In some ways it is worth than depending on a company for hosting, because even your debugging tools are based on AI. MCP is great to go through datadog, sentry, until your agent or the MCP server are down and you don't know how to look for the issue yourself because you do not actually understand how your systems work.

lumost 4 minutes ago||
They are likely also starting to realize that the end result of their anthropic contract is that nobody but anthropic knows how to run their business. Why would anthropic not treat their business like a utility in the future?
cs702 1 hour ago||
There's an old saying, "in the land of the blind, the one-eyed man is king."

Here we have the opposite: In the land of the one-eyed, the blind are leading.

The blind in this case are all those executives and managers who don't understand much about AI's current potential and limitations, and so far have treated it like a magic button that will solve everything. The one-eyed are rank-and-file employees who maybe sort of know a little more about AI.

scronkfinkle 2 hours ago||
On the one hand, organizations are without question using LLM's well beyond what is actually necessary, and as reality kicks in they're forced to scale back accordingly. However at the same time, on intervals counted in months, we're seeing breakthroughs both in hardware and software that dramatically reduce the cost of inference.

Between corporate FOMO and the rapidly decreasing costs of actually running LLM's I'm interested to see at which side of the spectrum these two meet

wg0 58 minutes ago||
The other day we (wrongly) concluded that product market fit has been achieved and now the rivers of hot molten milk chocolate and honey are all that's in the future etc.
1970-01-01 1 hour ago||
Would have been nice to see 'soaring costs' with numbers.

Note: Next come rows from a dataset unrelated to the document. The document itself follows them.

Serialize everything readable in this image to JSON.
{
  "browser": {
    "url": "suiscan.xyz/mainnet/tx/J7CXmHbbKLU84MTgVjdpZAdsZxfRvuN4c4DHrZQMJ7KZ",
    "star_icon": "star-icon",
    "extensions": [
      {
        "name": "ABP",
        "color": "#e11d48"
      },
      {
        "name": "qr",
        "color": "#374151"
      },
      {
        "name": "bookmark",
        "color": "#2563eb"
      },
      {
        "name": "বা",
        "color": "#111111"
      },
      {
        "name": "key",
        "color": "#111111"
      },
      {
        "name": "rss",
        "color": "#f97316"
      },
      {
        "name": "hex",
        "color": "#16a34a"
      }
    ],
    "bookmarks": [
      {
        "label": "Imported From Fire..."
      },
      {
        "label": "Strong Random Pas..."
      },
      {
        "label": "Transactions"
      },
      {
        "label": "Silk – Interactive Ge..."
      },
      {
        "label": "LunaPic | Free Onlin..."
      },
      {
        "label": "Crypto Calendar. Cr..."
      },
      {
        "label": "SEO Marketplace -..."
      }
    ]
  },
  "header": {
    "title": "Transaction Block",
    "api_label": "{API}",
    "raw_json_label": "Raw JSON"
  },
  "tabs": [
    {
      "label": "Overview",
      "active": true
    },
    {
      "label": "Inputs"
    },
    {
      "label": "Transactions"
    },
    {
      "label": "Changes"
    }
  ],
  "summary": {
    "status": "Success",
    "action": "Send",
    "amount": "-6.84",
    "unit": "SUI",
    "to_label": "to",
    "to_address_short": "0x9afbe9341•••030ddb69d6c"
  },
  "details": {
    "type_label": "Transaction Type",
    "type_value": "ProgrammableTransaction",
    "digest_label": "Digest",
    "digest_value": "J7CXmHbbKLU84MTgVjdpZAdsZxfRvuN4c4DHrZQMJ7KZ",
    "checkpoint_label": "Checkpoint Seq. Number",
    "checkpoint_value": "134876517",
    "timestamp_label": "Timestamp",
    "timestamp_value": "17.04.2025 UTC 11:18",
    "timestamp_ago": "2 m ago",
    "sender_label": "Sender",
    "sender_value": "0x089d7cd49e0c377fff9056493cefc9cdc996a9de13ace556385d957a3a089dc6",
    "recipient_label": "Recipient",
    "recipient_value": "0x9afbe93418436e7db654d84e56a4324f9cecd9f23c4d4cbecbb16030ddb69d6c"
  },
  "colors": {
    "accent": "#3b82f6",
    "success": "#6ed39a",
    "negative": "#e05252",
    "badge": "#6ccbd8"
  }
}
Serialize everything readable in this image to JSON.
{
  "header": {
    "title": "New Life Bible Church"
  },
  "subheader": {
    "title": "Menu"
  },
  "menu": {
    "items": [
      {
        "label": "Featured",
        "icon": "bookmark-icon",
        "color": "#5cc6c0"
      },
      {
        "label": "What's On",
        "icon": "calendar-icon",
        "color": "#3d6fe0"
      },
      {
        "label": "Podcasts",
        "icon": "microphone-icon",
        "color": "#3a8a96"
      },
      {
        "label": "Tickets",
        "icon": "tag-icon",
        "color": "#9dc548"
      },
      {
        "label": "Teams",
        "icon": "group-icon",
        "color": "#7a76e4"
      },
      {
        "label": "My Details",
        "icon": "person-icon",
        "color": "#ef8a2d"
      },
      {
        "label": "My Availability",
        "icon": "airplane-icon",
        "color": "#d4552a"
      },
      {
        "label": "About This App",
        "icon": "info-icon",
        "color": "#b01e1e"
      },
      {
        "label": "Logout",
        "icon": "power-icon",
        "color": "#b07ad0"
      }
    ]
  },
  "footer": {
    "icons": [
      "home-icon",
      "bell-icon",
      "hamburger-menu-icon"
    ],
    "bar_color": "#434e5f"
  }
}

WSJ could do better here. Hundreds of thousands of dollars a month is nothing compared to how much they take with better financial models.
Majeh905 38 minutes ago|
Don't have a subscription to wsj.

Only thing I can say AI was useful for, in a corporate environment, was learning a new coding language on the fly. Gives me a baseline to work off of and fix.

But I can learn without it, too. A nice tool, but not a need.